Dynamique familiale pendant les vacances

Avez-vous déjà demandé au Père Noël pour une Valium avant vos rencontres en famille à Noël?

J’ai bien ri lorsque j’ai lu dans le journal ce que racontait un policier au sujet des rencontres en famille à Noël. Il disait que lorsque des membres d’une famille n’ayant pas l’habitude de se voir au courant de l’année s’assemblent et boivent un peu trop, ils se souviennent très rapidement des raisons pour lesquelles ils ne se rencontrent pas plus souvent! La bagarre éclate, et on l’appelle pour aller résoudre les conflits familiaux.

En effet, les rencontres en famille pendant la saison des Fêtes peuvent soulever des occasions de se différencier. La différenciation est l’aptitude à rester fidèle à soi-même et à défendre ses croyances lors d’interactions avec des gens qui sont importants pour nous, sans avoir à céder à des pressions afin de se conformer ou de plaire. C’est un processus continu par lequel vous définissez vos pensées, vos sentiments, vos valeurs et vos désirs. Vous courez le risque de vous exprimer authentiquement et ouvertement sans chercher l’approbation, l’acceptation ou la validation des autres. Pour accomplir un tel exploit, il est essentiel que vous maîtrisiez tout d’abord vos peurs et vos anxiétés par rapport aux différences entre vous-même et les membres de votre famille.

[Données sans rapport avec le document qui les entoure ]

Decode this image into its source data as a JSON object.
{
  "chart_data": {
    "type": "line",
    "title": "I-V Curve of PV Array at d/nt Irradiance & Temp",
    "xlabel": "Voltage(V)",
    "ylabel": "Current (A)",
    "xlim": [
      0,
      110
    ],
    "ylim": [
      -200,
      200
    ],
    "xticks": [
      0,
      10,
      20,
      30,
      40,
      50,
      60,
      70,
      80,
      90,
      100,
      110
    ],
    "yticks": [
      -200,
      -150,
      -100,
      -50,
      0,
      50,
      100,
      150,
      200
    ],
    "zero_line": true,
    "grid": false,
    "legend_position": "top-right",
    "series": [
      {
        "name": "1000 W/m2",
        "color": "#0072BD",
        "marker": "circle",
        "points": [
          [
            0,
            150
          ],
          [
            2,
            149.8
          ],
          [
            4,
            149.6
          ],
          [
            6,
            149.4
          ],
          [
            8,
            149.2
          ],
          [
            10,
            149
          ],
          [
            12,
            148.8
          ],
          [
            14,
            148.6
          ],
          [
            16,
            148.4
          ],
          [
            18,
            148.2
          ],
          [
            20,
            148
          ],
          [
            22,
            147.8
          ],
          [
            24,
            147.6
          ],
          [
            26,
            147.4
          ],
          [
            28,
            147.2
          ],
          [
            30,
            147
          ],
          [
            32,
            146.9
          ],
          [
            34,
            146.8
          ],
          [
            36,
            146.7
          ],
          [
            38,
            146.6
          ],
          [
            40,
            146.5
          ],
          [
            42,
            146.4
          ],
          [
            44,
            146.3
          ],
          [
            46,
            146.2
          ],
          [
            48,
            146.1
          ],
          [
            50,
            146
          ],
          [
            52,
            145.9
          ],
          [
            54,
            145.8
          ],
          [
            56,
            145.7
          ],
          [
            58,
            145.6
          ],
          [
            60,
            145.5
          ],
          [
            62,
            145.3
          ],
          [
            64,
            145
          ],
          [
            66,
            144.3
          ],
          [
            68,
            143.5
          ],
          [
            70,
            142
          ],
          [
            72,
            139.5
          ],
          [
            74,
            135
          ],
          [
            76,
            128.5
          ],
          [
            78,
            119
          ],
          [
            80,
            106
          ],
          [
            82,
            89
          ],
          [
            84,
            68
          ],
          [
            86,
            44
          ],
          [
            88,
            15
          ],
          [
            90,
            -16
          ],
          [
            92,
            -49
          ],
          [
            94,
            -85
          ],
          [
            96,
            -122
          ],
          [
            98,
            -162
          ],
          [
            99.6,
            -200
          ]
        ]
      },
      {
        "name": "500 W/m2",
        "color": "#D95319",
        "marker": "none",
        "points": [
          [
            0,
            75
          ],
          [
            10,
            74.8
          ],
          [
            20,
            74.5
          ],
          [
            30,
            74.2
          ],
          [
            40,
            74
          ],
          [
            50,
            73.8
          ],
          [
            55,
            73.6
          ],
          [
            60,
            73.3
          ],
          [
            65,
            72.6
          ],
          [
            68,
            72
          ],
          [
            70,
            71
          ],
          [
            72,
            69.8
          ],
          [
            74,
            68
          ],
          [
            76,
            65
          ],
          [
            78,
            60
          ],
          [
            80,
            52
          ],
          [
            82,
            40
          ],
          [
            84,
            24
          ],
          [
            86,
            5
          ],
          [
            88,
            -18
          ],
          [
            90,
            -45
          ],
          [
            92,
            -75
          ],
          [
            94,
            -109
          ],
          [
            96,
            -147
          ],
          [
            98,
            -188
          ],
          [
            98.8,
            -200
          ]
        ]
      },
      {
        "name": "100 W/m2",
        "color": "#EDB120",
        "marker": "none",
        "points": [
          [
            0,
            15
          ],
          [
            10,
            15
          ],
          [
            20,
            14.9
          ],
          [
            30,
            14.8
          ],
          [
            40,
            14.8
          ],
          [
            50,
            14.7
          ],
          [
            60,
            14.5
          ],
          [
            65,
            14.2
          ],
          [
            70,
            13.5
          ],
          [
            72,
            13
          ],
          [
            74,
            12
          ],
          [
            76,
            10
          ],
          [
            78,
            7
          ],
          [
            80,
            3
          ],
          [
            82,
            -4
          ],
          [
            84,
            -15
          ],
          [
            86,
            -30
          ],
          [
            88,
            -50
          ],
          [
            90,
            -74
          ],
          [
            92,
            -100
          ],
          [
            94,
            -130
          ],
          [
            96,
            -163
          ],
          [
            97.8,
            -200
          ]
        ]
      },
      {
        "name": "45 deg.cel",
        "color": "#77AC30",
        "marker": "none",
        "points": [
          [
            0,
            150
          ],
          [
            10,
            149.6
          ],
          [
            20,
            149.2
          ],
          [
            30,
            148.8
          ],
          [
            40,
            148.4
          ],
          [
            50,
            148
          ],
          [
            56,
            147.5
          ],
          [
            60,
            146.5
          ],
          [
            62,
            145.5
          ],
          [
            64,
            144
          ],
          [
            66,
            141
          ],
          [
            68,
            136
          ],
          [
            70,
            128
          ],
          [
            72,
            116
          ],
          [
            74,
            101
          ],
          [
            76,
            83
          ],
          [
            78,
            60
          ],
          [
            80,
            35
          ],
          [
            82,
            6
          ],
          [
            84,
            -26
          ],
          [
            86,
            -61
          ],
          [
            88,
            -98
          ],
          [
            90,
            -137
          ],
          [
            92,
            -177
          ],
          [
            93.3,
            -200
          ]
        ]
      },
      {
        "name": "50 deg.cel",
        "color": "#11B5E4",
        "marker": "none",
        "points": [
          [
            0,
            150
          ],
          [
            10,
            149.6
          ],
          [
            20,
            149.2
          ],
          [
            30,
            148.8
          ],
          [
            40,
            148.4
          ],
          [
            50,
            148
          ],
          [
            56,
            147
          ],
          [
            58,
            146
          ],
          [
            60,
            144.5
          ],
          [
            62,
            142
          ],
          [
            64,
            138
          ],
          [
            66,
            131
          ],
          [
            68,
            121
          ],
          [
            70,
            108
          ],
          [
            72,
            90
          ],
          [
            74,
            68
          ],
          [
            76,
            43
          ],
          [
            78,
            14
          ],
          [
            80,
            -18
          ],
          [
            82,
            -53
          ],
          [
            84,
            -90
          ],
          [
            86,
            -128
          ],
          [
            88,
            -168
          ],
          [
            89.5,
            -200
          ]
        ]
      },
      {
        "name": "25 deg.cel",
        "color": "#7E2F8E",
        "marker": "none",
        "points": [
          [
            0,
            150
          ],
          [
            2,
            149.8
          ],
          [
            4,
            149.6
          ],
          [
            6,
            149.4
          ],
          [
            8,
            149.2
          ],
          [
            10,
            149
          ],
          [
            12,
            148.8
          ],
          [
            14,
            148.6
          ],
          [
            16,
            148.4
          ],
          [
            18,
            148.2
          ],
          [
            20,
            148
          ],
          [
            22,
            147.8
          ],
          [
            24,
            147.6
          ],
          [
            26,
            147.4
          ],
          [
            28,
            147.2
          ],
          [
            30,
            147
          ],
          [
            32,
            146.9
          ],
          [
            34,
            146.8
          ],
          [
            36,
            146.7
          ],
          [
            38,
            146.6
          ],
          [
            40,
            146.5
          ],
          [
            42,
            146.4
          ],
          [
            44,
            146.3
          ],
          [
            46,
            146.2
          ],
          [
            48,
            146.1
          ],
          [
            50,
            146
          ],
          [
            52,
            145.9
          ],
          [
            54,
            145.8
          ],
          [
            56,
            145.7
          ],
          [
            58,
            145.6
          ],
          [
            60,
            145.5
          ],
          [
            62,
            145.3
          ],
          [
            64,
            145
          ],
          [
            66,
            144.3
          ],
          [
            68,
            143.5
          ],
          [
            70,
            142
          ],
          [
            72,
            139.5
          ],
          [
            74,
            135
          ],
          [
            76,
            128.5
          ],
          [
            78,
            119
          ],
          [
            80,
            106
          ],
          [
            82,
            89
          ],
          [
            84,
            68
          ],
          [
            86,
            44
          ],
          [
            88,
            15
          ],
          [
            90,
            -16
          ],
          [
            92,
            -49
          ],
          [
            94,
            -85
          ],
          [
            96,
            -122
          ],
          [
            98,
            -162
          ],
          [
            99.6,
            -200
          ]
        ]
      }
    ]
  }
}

L’opposé de la différenciation est la fusion. La fusion c’est avoir une relation sans faire place à l’individualité. Lorsque vous fondez votre bien-être sur l’approbation des autres, vous considérez leurs différents souhaits, désirs ou opinions comme une menace personnelle. La fusion signifie habituellement, « Fais comme moi, aime ce que j’aime et crois ce que je crois. » Vous apprenez à être ce que les autres veulent que vous soyez ou ont besoin que vous soyez afin de maintenir le lien. La fusion est une forme de contrôle.

Comme parent, la différenciation vous permet de maintenir un lien, de garder une certaine curiosité et d’être impliqué à l’égard vos enfants, de façons qui leur permettent d’exprimer leurs propres besoins, désirs, pensées et sentiments, plutôt que d’essayer de changer, de réparer ou d’influencer leurs actions ou de se distancer d’eux. La différenciation permet aux parents d’interagir avec leurs enfants en tant que personnes individuelles plutôt que de ressentir qu’ils doivent satisfaire à leurs besoins ou de faire de leurs enfants un prolongement d’eux-mêmes.

Chez les familles bien différenciées, il existe un niveau sain de séparation émotive entre chaque membre de la famille. Chaque membre a le droit de penser, de parler et de ressentir des émotions sans se faire contrôler. S’il y a un manque de différenciation dans votre famille, pendant les rencontres de Noël on risque d’entendre des commentaires et des questions comme, « Oh, tu ne viens que pour deux jours? » (lire : ça me fait de la peine); « Tu as pris du poids. Es-tu toujours célibataire? Vas-tu avoir des enfants bientôt? » (lire : ce n’est pas de cette façon que je souhaite que tu sois et tu nous fais paraître mals); ou « Je vais te dire ce que j’ai prévu lors de ta visite » (lire : ce que tu veux n’est pas important; tu dois faire ce que je veux pour me faire plaisir). Au sein de ces familles, les différences sont vues comme des menaces plutôt que des bienfaits.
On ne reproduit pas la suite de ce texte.